The National Air Traffic Controllers Association (NATCA) declared a staffing emergency Thursday, January 10th, in four key areas of the country that include some of the busiest airspace in the world — Southern California, Atlanta, Chicago and New York — to bring attention to a ten percent loss of workforce last year, a record pace of expected new personnel losses in 2008 and increased stress and fatigue levels, said Doug Church, NATCA director of communications.
A staffing emergency means that controllers don’t have enough trained and experienced personnel on the ground to safely handle the volume of traffic in the air and at major airports, Church said.
FAA management officials last week were forced to slow down traffic heading into Orange County, Long Beach and Ontario airports due to short-staffing at Southern California TRACON (Terminal Control Center), which handles all flights going in and out of the major airports in the region, and the number of fully certified and experienced controllers at TRACON has dropped to 40 percent since 2004 and now stands at 159, said Church.
“L.A. Center (Los Angeles Air Route Traffic Control Center) has the highest rate of serious operational errors (Category A and B, as defined by the FAA) in the country, per million flights, among en route centers — 9.11; second is Chicago at 8.45,” Church said.
National Air Traffic Controllers Association president Patrick Forrey has already called on both the FAA and the U.S. Department of Transportation to act immediately to stem the loss of veteran controllers and bolster the workforce in Southern California, Atlanta, Chicago and New York.
These key areas are among the “worst-staffed in the country and have suffered a disturbing rash of runway and airspace incidents in recent weeks and months,” according to Forrey.
“The GAO (Government Accountability Office) has already stated that the risk of a catastrophic accident on our runways around the nation is high.
“Without an adequate amount of well-rested, well-trained controllers in towers and radar facilities, the risk of an aviation accident now includes the airspace as well as the ground,” Forrey said. “LAX [Los Angeles International Airport] has had a number of close calls over the last 18 months, including one last August in which two aircraft carrying nearly 300 passengers came within 37 feet of each other.
“There are 33 controllers in the tower today, compared to 46 in the years when fewer close calls occurred, and controllers must work an average of 2.3 overtime shifts a month to compensate for the short staffing.”
Opponents of the proposed reconfiguration of the northern runway at LAX by expanding a minimum of 340 feet north say that the increase of incursions involves pilot and controller error, and moving the runway does nothing to change the fact that an increasing number of airplanes are landing and taking off, and that the FAA’s “Next Generation” program that plans to escalate the density of flights and “reconfigure airspace” will only exacerbate runway incursions.
There were 12 incursions at LAX in 2007, according to information on a Web site provided by Raymond Jack, chief of airport operations.

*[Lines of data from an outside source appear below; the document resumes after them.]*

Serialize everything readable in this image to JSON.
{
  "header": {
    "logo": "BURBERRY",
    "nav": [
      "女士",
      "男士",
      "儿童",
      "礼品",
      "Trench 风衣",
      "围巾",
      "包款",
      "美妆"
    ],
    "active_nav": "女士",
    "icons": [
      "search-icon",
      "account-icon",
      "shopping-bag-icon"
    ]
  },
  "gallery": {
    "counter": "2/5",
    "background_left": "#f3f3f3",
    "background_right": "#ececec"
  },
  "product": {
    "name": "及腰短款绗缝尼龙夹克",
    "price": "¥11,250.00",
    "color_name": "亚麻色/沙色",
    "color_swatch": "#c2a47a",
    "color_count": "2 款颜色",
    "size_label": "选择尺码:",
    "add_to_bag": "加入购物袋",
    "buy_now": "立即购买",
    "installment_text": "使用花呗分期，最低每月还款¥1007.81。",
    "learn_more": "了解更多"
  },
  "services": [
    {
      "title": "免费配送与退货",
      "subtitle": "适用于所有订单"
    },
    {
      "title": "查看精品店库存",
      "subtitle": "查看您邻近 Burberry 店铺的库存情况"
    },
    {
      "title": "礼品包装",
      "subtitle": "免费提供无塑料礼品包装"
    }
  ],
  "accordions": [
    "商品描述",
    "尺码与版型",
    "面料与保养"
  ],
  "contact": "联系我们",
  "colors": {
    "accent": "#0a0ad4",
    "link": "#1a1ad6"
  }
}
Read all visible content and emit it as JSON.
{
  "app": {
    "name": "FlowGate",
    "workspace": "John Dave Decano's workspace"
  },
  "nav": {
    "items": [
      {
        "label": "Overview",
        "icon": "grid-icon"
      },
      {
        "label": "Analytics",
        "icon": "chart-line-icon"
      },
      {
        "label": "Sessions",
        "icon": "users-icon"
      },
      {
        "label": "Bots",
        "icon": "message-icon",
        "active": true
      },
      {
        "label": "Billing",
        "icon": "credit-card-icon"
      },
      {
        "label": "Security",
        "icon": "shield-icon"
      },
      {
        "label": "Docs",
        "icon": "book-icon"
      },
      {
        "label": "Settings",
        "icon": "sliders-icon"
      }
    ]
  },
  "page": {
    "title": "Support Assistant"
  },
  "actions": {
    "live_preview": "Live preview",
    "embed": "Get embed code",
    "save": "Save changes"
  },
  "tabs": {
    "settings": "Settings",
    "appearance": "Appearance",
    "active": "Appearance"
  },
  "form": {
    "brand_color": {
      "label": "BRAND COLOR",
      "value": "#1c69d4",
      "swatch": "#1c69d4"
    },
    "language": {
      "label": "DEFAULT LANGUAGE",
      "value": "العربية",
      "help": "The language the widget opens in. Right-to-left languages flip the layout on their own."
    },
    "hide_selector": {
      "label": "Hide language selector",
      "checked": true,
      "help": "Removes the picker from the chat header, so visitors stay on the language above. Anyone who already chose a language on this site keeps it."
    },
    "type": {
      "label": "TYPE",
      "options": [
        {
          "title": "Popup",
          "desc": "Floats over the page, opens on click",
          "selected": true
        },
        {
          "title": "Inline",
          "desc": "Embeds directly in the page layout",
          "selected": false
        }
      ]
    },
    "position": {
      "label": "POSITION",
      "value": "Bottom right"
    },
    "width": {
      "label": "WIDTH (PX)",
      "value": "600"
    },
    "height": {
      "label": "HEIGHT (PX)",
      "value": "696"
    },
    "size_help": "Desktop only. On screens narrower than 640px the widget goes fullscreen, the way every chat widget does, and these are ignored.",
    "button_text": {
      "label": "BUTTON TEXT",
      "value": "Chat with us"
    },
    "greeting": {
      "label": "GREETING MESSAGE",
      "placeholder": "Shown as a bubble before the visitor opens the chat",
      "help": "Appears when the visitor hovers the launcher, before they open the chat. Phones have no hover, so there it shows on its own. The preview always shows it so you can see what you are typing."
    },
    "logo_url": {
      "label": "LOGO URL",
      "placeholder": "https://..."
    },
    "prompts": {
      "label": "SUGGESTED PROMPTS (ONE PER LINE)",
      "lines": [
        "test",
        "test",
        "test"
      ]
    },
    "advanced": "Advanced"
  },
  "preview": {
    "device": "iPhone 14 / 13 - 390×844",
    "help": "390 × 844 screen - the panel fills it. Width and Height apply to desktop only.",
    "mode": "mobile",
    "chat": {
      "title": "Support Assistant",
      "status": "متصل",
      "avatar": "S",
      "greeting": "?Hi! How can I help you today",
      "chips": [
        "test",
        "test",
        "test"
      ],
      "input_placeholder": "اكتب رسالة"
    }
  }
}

On Friday, January 11th, Church told The Argonaut that “a very serious incursion occurred at Atlanta Hartsfield-Jackson International Airport at approximately 10:30 a.m. Eastern Standard Time, that morning.”

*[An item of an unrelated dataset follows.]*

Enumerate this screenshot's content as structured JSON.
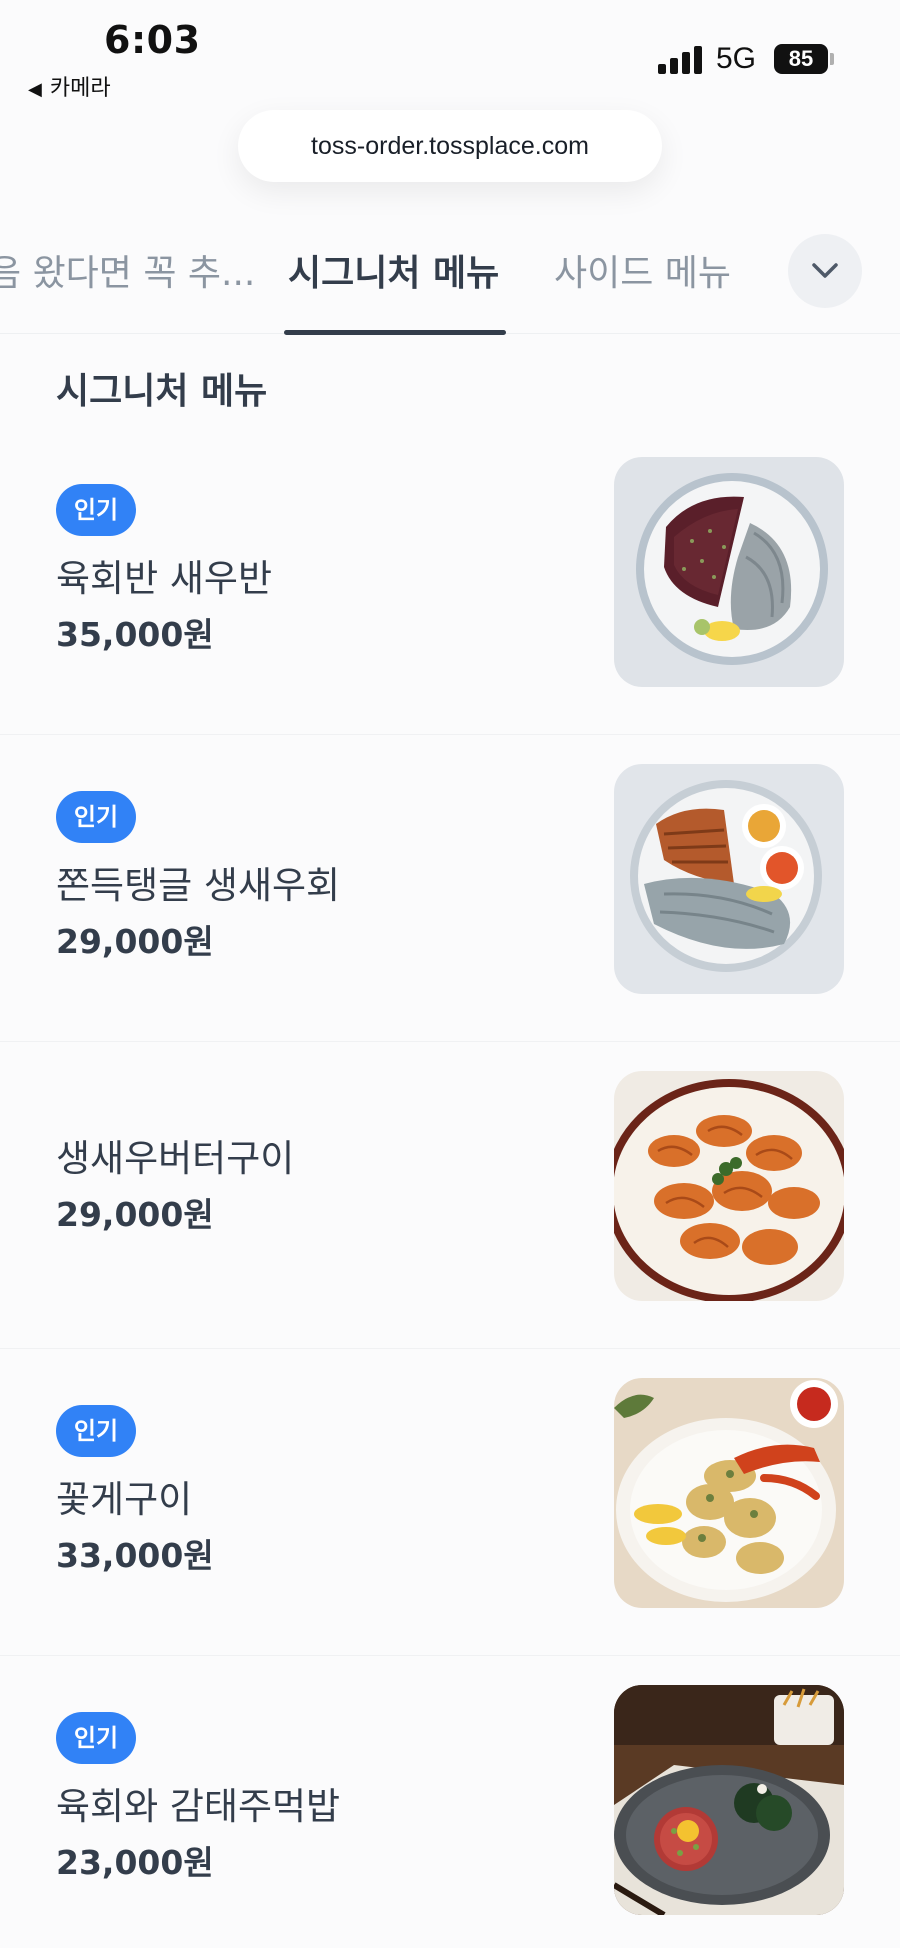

Church said that Atlantic Southeast Flight 876, a regional jet — a Delta connection carrier owned by SkyWest, Inc. according to the Federal Aviation Administration (FAA) — was instructed to hold short of Runway 27-right. The pilot correctly read back the instruction, but then proceeded to cross the runway without clearance.
“Doing so put the jet into the path of a departing Delta 757, Flight 261 to Mexico. The Delta jet was too far into its takeoff roll to stop before arriving at the intersection where the regional jet had crossed,” said Church.

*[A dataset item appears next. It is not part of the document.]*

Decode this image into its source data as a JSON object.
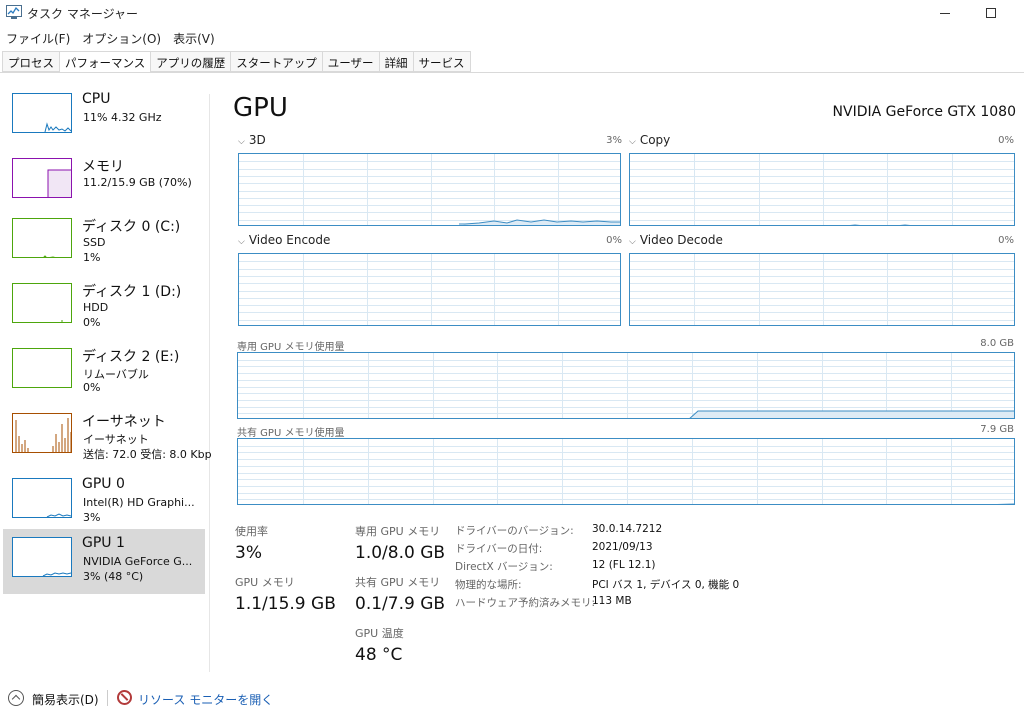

The planes came within 1,250 feet (or about two to three seconds) of colliding, and the Atlantic Southeast jet continued on to Runway 28, where it departed,” said airline officials.
The Atlantic Southeast jet was carrying 44 passengers and the Delta flight had 130 passengers, said FAA spokeswoman Kathleen Bergen.
Forrey projects that by February 3rd — one-third of the way into the 2008 fiscal year — 500 controllers nationwide will have retired, with 2,200 more controllers able to retire by year’s end. There have been 357 retirements since October 1st, and 201 retirements on January 3rd alone.
The GAO released a study in December that cited 30 runway incursions at Hartsfield-Jackson International Airport in the past four years, the fifth-most of any U.S. airport, with 52 percent of controllers regularly working six-day weeks, and totaling 11 controller errors in 2007, according to Church.
Church said that staffing at Atlanta TRACON has fallen to 68 fully certified controllers from 76 a year ago, and the FAA’s own data indicates that this facility has more flights per controller than any facility in the U.S.
According to Church, controller errors at the New York Center in Ronkonkoma hit a three-year high of 66, including ten that occurred during on-the-job training, and at JFK Tower, the number of fully trained and certified controllers has dropped 42 percent since 2001 while air traffic has increased 40 percent.
“An already dangerous situation is about to get worse,” said Forrey.
“An additional 2,200 experienced controllers will be able to retire by the end of this year, thinning the already depleted ranks of the workforce at a time when the skies have never been more congested.